TICKS! It’s true! They hoover up ticks like they are candy while they obsessively clean their coats. According to an intense study at the Cray Institute of Ecosystem Studies, “one opossum can kill about 5,000 ticks in one season.”
Oh and opossums are very clean, they actually groom themselves meticulously and precisely, much like cats.
Opossums are very necessary to the environment and beneficial to our health.
Bobcats, scientific name Lynx rufus, are the most widespread predator in North America, ranging from Mexico to Canada. Some researchers have suggested that the bobcat is a “keystone species.” A keystone species is one that has a disproportionate effect on the ecosystem that it lives in, relative to its biomass. Predators are commonly named as keystone species because their populations are relatively sparse, yet they exert considerable influence on lower levels of the food chain.
The bobcat is a generalist predator — this means that it has the ability to prey on a diverse range of prey species. This is due, in part, to its versatile size. The bobcat, roughly the same size as a coyote, is big enough to take down small deer and pronghorn antelope, but small and agile enough to capture small prey. A study carried out by Idaho Fish and Game staff, published in a 1988 issue of “Northwest Science,” found that bobcats ate a total of 42 different species within a year in Oregon’s Cascade Ranges. Hares, black-tailed deer and beavers made up the bulk of the annual diet, but bobcats also ate a range of small mammals, birds, reptiles and even insects.
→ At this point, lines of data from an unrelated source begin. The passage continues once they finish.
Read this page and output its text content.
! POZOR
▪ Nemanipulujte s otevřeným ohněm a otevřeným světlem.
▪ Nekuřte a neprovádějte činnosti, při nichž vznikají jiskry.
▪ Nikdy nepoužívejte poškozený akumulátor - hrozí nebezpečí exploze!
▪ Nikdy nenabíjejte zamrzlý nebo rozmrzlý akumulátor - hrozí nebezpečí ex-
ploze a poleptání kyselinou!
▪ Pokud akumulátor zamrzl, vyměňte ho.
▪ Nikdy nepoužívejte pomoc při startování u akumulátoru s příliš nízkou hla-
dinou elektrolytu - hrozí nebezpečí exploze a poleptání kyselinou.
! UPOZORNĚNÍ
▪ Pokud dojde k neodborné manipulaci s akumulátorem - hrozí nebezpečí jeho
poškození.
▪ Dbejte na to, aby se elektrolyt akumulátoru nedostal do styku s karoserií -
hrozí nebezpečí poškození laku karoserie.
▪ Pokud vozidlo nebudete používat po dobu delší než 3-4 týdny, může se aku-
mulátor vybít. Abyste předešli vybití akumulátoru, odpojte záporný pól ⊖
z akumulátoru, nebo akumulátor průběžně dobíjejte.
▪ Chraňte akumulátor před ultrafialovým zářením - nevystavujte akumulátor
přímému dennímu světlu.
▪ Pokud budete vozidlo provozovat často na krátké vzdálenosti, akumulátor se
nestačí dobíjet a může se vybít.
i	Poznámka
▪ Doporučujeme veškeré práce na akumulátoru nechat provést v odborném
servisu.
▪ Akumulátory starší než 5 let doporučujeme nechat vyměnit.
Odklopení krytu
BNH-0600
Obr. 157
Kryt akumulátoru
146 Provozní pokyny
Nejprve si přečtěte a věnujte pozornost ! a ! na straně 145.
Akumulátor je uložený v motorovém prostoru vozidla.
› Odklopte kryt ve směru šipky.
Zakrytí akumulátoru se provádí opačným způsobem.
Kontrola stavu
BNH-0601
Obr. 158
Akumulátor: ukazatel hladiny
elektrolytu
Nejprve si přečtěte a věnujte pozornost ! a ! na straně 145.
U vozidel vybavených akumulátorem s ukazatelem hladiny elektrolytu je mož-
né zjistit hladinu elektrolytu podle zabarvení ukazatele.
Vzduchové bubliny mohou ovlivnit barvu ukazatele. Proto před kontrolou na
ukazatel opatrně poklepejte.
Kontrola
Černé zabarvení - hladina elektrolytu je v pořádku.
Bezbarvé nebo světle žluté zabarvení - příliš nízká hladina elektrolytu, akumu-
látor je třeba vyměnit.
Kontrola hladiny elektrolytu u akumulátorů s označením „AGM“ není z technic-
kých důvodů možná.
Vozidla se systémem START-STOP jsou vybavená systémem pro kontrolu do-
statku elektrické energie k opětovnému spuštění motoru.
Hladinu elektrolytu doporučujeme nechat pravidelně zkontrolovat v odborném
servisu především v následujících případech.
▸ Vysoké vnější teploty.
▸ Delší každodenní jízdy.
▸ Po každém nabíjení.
Top-down Ecosystem Control
As a top predator the bobcat is at, or near, the top of the food chain. This position is a critical one, because the bobcat exerts what is known as “top-down control” of ecosystems. Bobcats and other predators help to keep ecosystems balanced. In ecosystems that are short on predators, consumers lower in the food chain rapidly increase in population size. This over-taxes food resources, leading to poorer condition of individuals and higher rates of starvation. Eventually, low birth rate and high mortality will cause consumer populations to crash, but in the meantime, the effects have filtered down to plant communities. Over-grazing by herbivores can result in very low biomass of some plant species. This in turn affects invertebrate communities, and can inhibit nutrient cycling.